Access to site problematic for owners and TxDOT
By LESLEE BASSMAN, Four Points News
Nancy Bui, managing partner of New Corridor Development LLC, said she was excited to bring a grand 115,000-square-foot shopping center to the Four Points area when the group—that specializes in developing small shopping centers — purchased about 28 acres off RM 620 near the intersection of RM 2222 in 2005. After waiting out the downturn in the local economy and picking up the project anew in 2011, city of Austin approved site plans for High Pointe Village, including two buildings of 25,000-square-foot each; three pad sites totaling 14,500-square-feet; and a 44,000-square-foot building that attracted a lease from a Georgia-based high-end movie theater company.
However, those plans are on hold following discussions between New Corridor and Texas Department of Transportation regarding the proposed bypass or connector road from RM 620 to RM 2222 that Bui said will involve taking right of way off New Corridor’s parcel; decrease the building space; and offer only one unsignalized entrance to the development from an already congested RM 620. In addition, the bypass will divide her property.
“The (connector) road will substantially reduce the amount of land we have left to build on,” Bui said. “In addition, without access to our project from the [connector] road, the value of our property would be further reduced by approximately 80 percent.”
Access to commercial center
BOE Consulting president Bobak Tehrany said originally, before the connector road was proposed, there were two entrances to the commercial site plans and both were off of RM 620 and both received approval from the city of Austin. BOE was hired by New Corridor to assist with the company’s access to the new development site.
Tehrany said, at the time, the commercial center’s primary entrance was to be located at the intersection of the now-proposed connector road and RM 620. This primary entrance was to be signalized, he said. There was also a secondary right-in, right-out driveway a short distance from the primary along RM 620.

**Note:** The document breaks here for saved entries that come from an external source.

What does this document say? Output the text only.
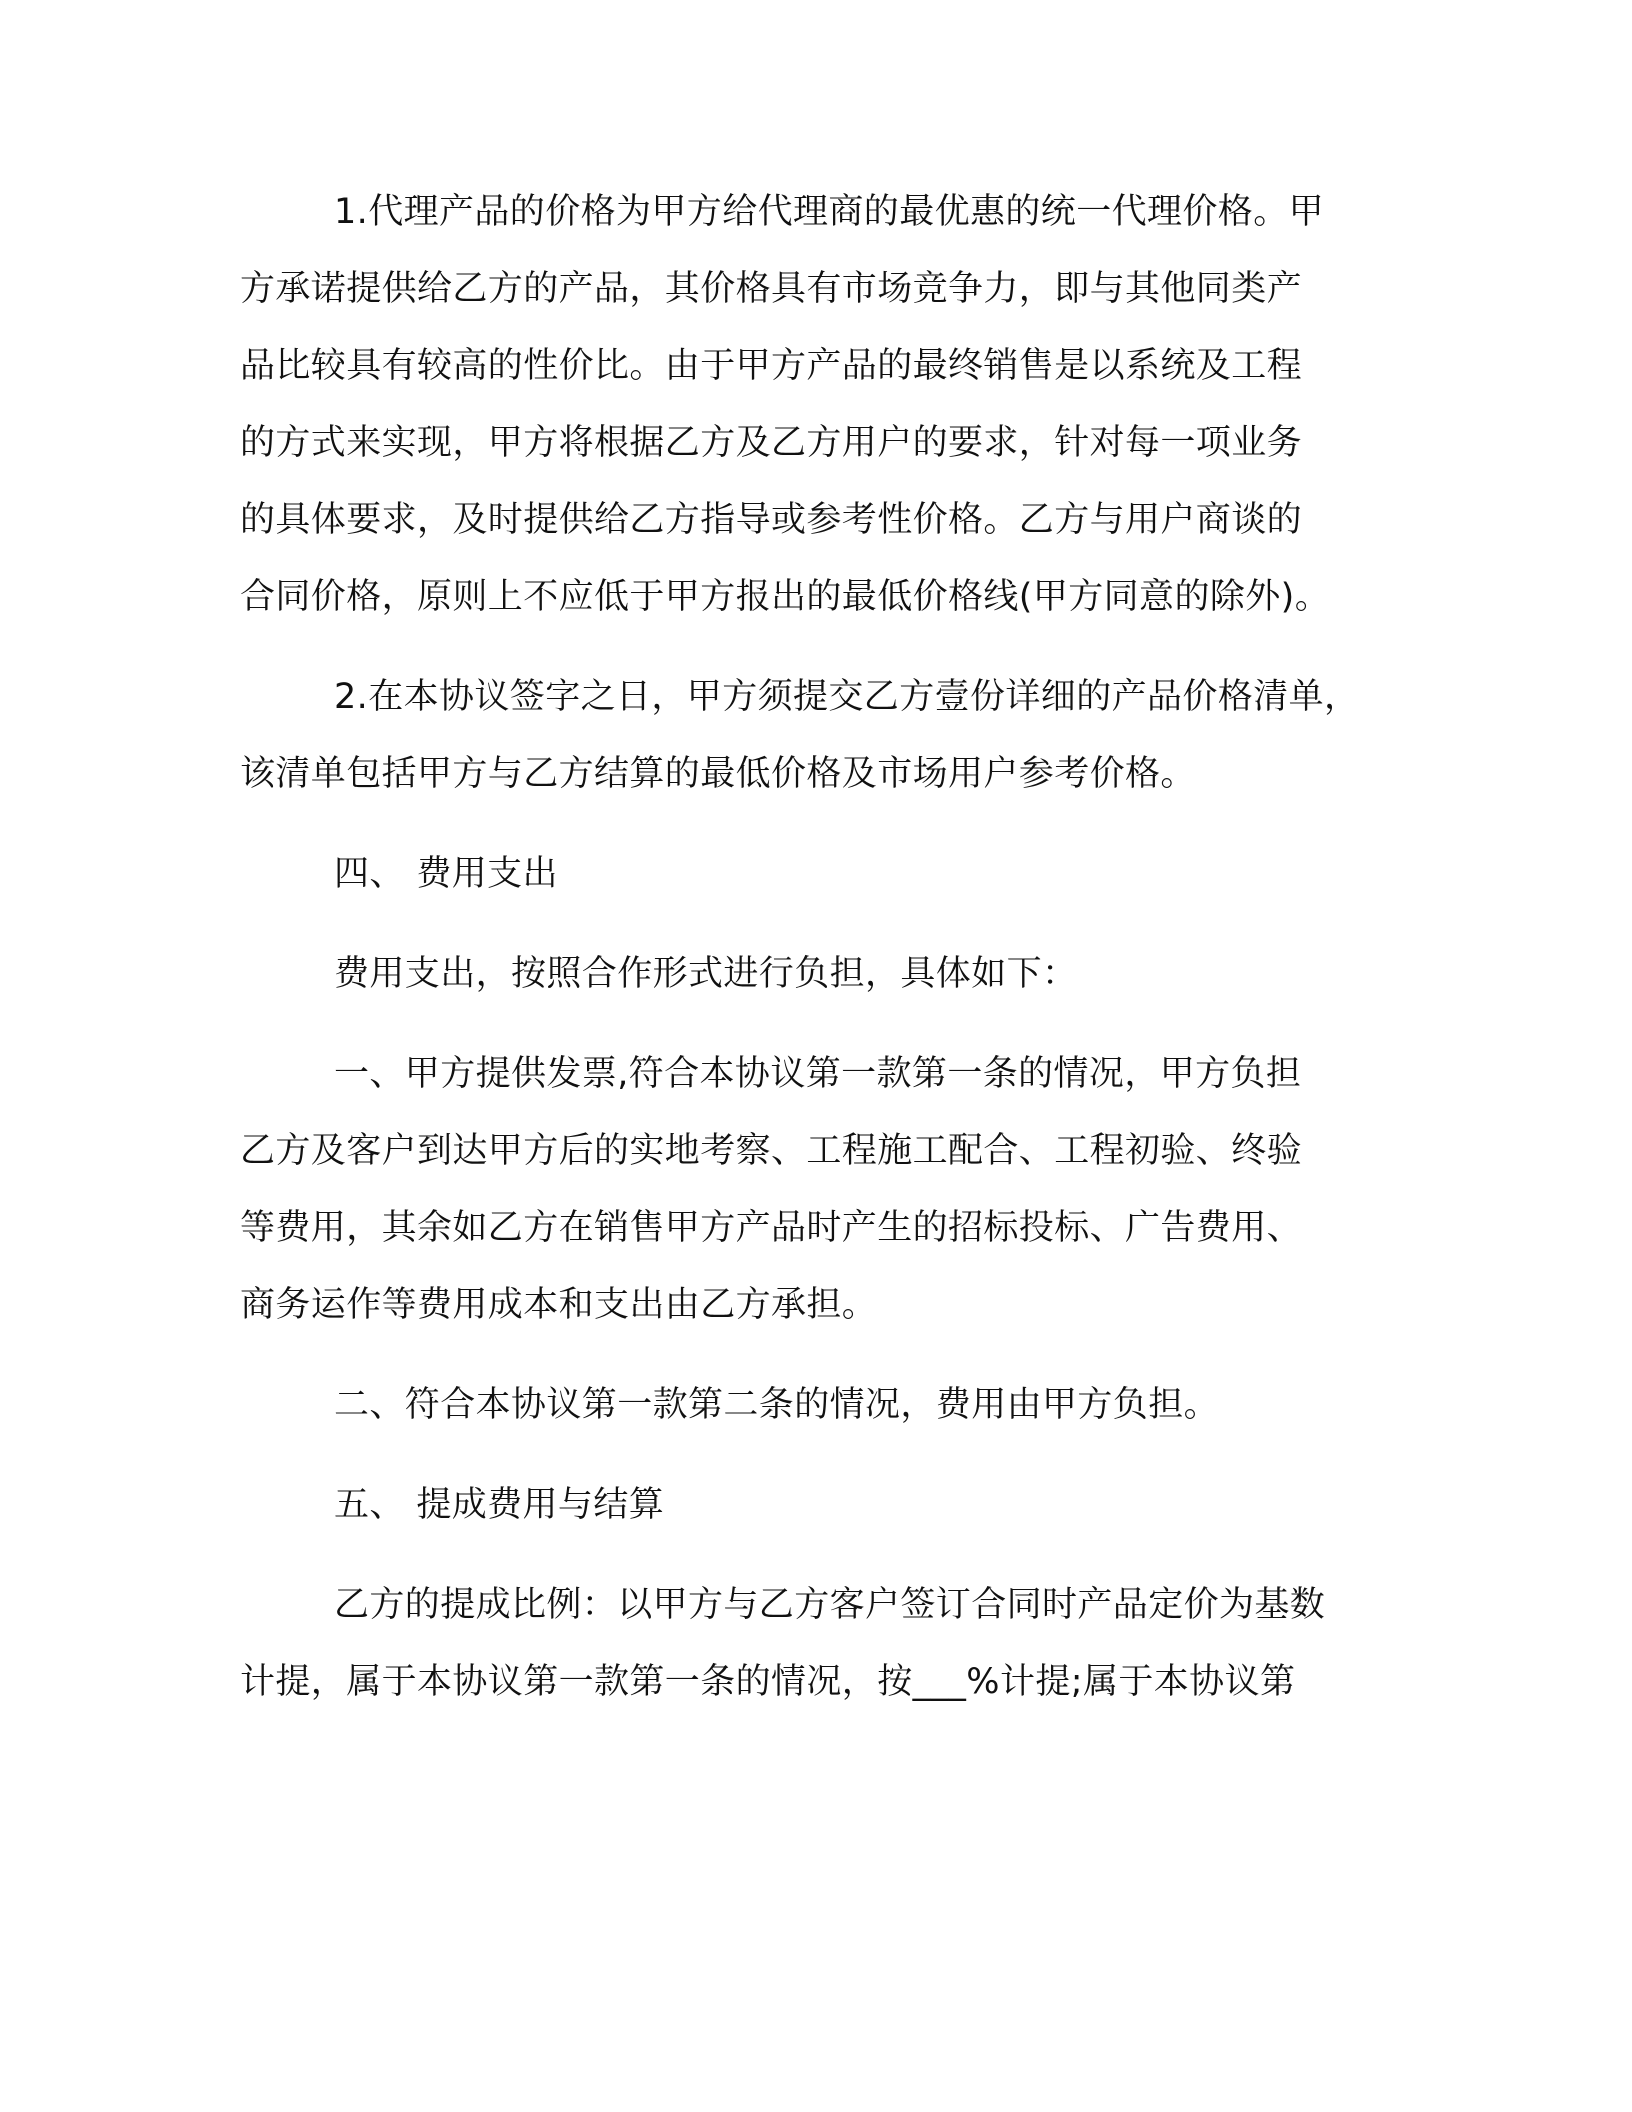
1.代理产品的价格为甲方给代理商的最优惠的统一代理价格。甲
方承诺提供给乙方的产品，其价格具有市场竞争力，即与其他同类产
品比较具有较高的性价比。由于甲方产品的最终销售是以系统及工程
的方式来实现，甲方将根据乙方及乙方用户的要求，针对每一项业务
的具体要求，及时提供给乙方指导或参考性价格。乙方与用户商谈的
合同价格，原则上不应低于甲方报出的最低价格线(甲方同意的除外)。
2.在本协议签字之日，甲方须提交乙方壹份详细的产品价格清单，
该清单包括甲方与乙方结算的最低价格及市场用户参考价格。
四、 费用支出
费用支出，按照合作形式进行负担，具体如下：
一、甲方提供发票,符合本协议第一款第一条的情况，甲方负担
乙方及客户到达甲方后的实地考察、工程施工配合、工程初验、终验
等费用，其余如乙方在销售甲方产品时产生的招标投标、广告费用、
商务运作等费用成本和支出由乙方承担。
二、符合本协议第一款第二条的情况，费用由甲方负担。
五、 提成费用与结算
乙方的提成比例：以甲方与乙方客户签订合同时产品定价为基数
计提，属于本协议第一款第一条的情况，按___%计提;属于本协议第
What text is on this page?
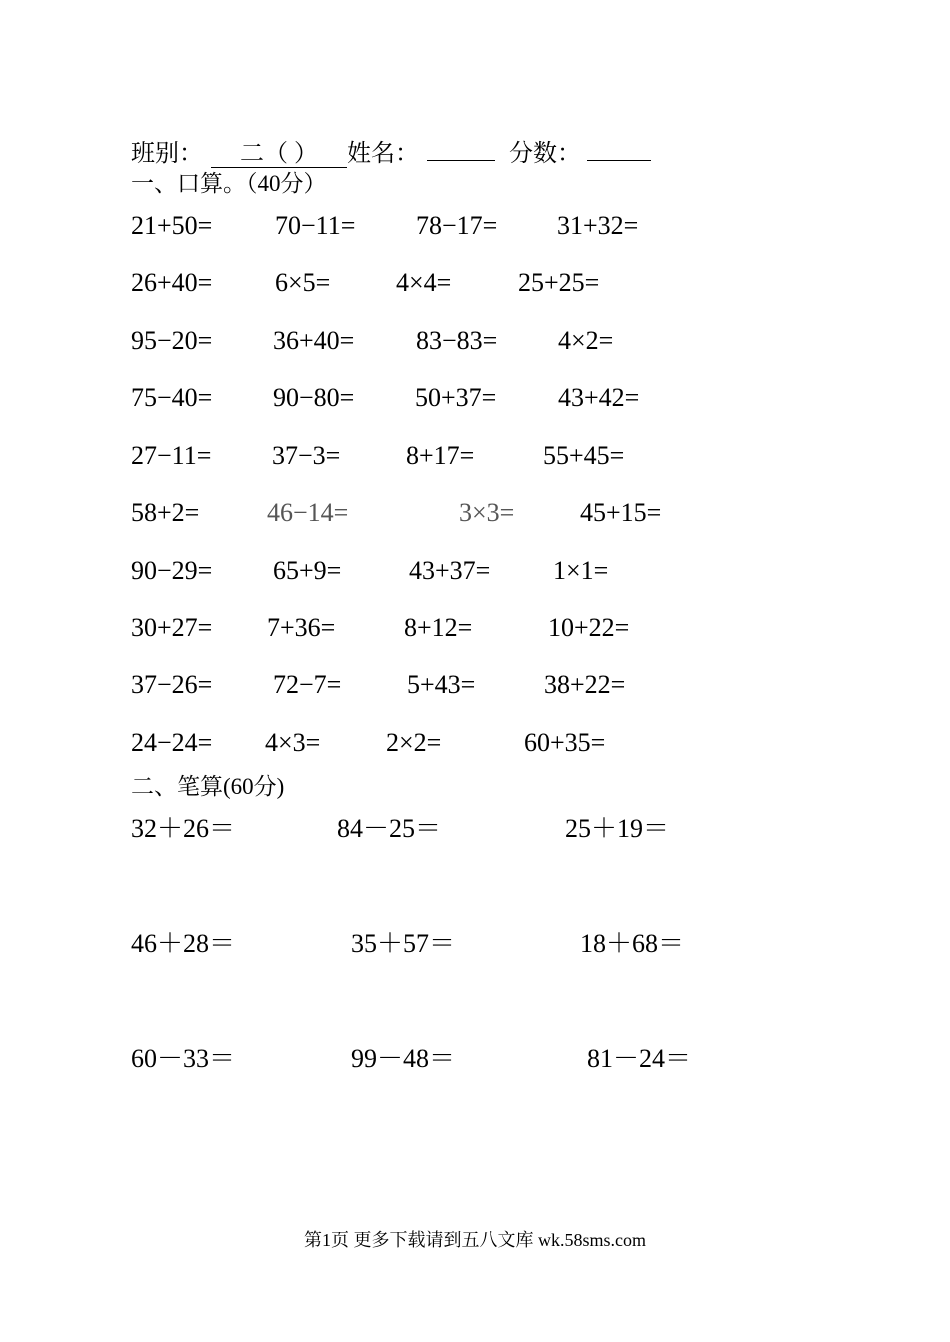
班别： 二（ ） 姓名：	分数：
一、口算。（40分）
21+50= 70−11= 78−17= 31+32=
26+40= 6×5=	4×4=	25+25=
95−20= 36+40= 83−83= 4×2=
75−40= 90−80= 50+37= 43+42=
27−11= 37−3=	8+17=	55+45=
58+2=	46−14=	3×3=	45+15=
90−29= 65+9=	43+37= 1×1=
30+27= 7+36=	8+12=	10+22=
37−26= 72−7=	5+43=	38+22=
24−24= 4×3=	2×2=	60+35=
二、笔算(60分)
32＋26＝	84－25＝	25＋19＝
46＋28＝	35＋57＝	18＋68＝
60－33＝	99－48＝	81－24＝
第1页 更多下载请到五八文库 wk.58sms.com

“That’s what was originally permitted through TxDOT and the city of Austin for this development way back when,” Tehrany said. “(Bui)’s company posted financial surety to the city of Austin for a signal at the intersection that they were anticipating to be their primary point of access. Since then, TxDOT has come in and proposed this (connector road).”
Bui said New Corridor posted a letter of credit in the amount of $250,000 for the original traffic signal.
Now, with the connector road proposal, vehicles heading north on RM 620 would encounter the shopping center’s sole driveway which is slated to be “full-purpose,” meaning vehicles could turn left into and out of the driveway as well as right in and right out, Tehrany said.
“Every property is legally allowed to have access to a roadway,” he said. “At this point in time, it seems that the only access this property will have to a public roadway is off of (RM) 620.”
Diann Hodges, TxDOT Austin district public information officer, confirmed all the plans for the connector road show no access from New Corridor’s tract to the proposed connector road.
“TxDOT has met with the property owner to explain the state’s project and how it affects the abutting property,” Hodges said in an email. “The property owner will need to decide what is the best use of their property after the acquisition (of right of way).”
Tehrany said TxDOT’s decision to leave only one unsignalized entrance to the project off a congested RM 620 may stem from the agency’s push to preserve the connector road as a “fluid” thoroughfare.
“Based on my understanding of our preliminary conversations with TxDOT, it is that they did not want to jeopardize the goals they had so people would not have to stop along this bypass,” Tehrany said. “Introducing a driveway onto the bypass would potentially cause people to slow down when someone was turning right or even left.”
Compensation for right of way
Citing her site engineer’s calculations, Bui said although the right of way proposal uses 5.4 acres for the road itself, the plan bisects the tract leaving a 4-5 acre portion at the site’s southern end that “becomes useless.”
Additionally Bui said she has not received any offer of compensation from TxDOT for the New Corridor property that will be needed to construct the proposed connector roadway.
TxDOT is required to pay the landowner the market value of the real property and its improvements that the agency takes for public projects, “as well as any damages to the remainder property that result from the acquisition,” Hodges said.
However, she said no dollar amount has been approved at this time in New Corridor’s case.
Resolving the issue of access
Tehrany said he is involved in ongoing conversations with TxDOT about how to resolve the issue of access to New Corridor’s project if the agency moves forward with the connector route.
“We are still negotiating with TxDOT,” he said. “So we don’t know, at the end of the day, we may or may not be successful convincing TxDOT that we should have access off this bypass and we (may) come up with a creative solution to achieve their goals and our goals.”
Bui said New Corridor — that also owns Spicewood Springs Plaza in Austin, K2 Plaza in Round Rock and Shops at Riata in Cypress — anticipates High Pointe Village to be its largest center to date.